La deuxième guerre mondiale, malgré sa fureur destructrice, apporta de grands progrès aux géosciences, et l'après-guerre conduisit à une libération des contraintes et à une explosion des activités dans tous les domaines ; en particulier, on se livra à une recherche nécessaire et enthousiaste de matériaux et de produits énergétiques pour la reconstruction et la consommation civile, ce qui, en France comme dans le monde entier, détermina un extraordinaire essor des sciences géologiques et donc un renouveau des collections.

Dès 1949, ce renouveau s’est amorcé à l’École des Mines avec l'achat de la collection Glasser comptant plusieurs milliers de spécimens de très petite taille (1 à 3 cm) mais très bien cristallisés.

En 1957, la direction de l'École demanda à Claude Guillemin de réorganiser la collection, tâche qu’il entreprit avec des membres du Bureau de Recherches géologiques et Minières. Ce travail de réorganisation dura cinq années.

Il ne suffisait pas en effet, d'adopter simplement une classification plus moderne il fallait encore envisager un remaniement complet et un allégement du mode de présentation en éliminant un grand nombre d'échantillons exposés, afin de mettre mieux en valeur les pièces conservées.

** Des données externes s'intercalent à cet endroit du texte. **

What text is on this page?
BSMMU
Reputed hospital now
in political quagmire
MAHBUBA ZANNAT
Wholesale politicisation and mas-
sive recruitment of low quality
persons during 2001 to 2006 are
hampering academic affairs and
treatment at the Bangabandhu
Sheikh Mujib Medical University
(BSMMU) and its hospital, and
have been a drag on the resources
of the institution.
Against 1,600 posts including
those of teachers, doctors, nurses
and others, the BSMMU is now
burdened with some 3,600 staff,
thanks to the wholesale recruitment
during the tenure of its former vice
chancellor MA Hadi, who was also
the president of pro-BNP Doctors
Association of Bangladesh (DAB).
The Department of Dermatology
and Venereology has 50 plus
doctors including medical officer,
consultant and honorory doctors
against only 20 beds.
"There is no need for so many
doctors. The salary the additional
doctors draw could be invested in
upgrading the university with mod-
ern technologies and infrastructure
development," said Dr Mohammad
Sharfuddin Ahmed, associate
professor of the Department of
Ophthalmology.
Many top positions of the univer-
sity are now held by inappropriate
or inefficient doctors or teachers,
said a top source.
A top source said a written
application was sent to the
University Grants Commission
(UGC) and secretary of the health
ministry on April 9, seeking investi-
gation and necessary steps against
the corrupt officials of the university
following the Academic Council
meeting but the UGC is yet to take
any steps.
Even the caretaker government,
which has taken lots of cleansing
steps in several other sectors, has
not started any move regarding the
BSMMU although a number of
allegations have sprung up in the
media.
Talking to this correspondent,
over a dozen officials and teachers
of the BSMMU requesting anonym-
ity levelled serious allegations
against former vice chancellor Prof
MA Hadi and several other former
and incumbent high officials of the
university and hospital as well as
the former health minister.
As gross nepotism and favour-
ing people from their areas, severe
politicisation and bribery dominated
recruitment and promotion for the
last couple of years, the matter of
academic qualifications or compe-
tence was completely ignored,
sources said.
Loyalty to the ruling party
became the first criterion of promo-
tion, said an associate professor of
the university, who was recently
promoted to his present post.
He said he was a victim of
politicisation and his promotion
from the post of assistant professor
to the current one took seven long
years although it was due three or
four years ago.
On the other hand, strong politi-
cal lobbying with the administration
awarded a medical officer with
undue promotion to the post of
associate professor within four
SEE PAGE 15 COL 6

De 1957 et jusqu'à 1990, la collection s'est enrichie rapidement grâce à l'activité du Service de Conservation des Espèces Minérales (S.C.E.M.), créé par le Bureau de Recherches géologiques et minières (B.R.G.M.) pour récolter, stocker et redistribuer les échantillons minéralogiques.

.En 1988, l’Association des Amis de la Bibliothèque et des Collections de l’Ecole des Mines (A.B.C. Mines) fut créée afin de poursuivre l'œuvre d'enrichissement du Service de Conservation des Espèces Minérales (S.C.E.M.) qui disparaîtra en 1990.

Depuis 1992, sous la direction de l'actuel conservateur, Madame Lydie Touret, des dizaines d’échantillons dont beaucoup proviennent de gisements récemment découverts (Pakistan, Tanzanie...) ou de pays qui se sont récemment ouverts au commerce des minéraux de collection (Chine, Vietnam ...) ont ainsi pu être acquis grâce à l’association des Amis de la Bibliothèque et des Collections de l’Ecole des Mines (A.B.C. Mines).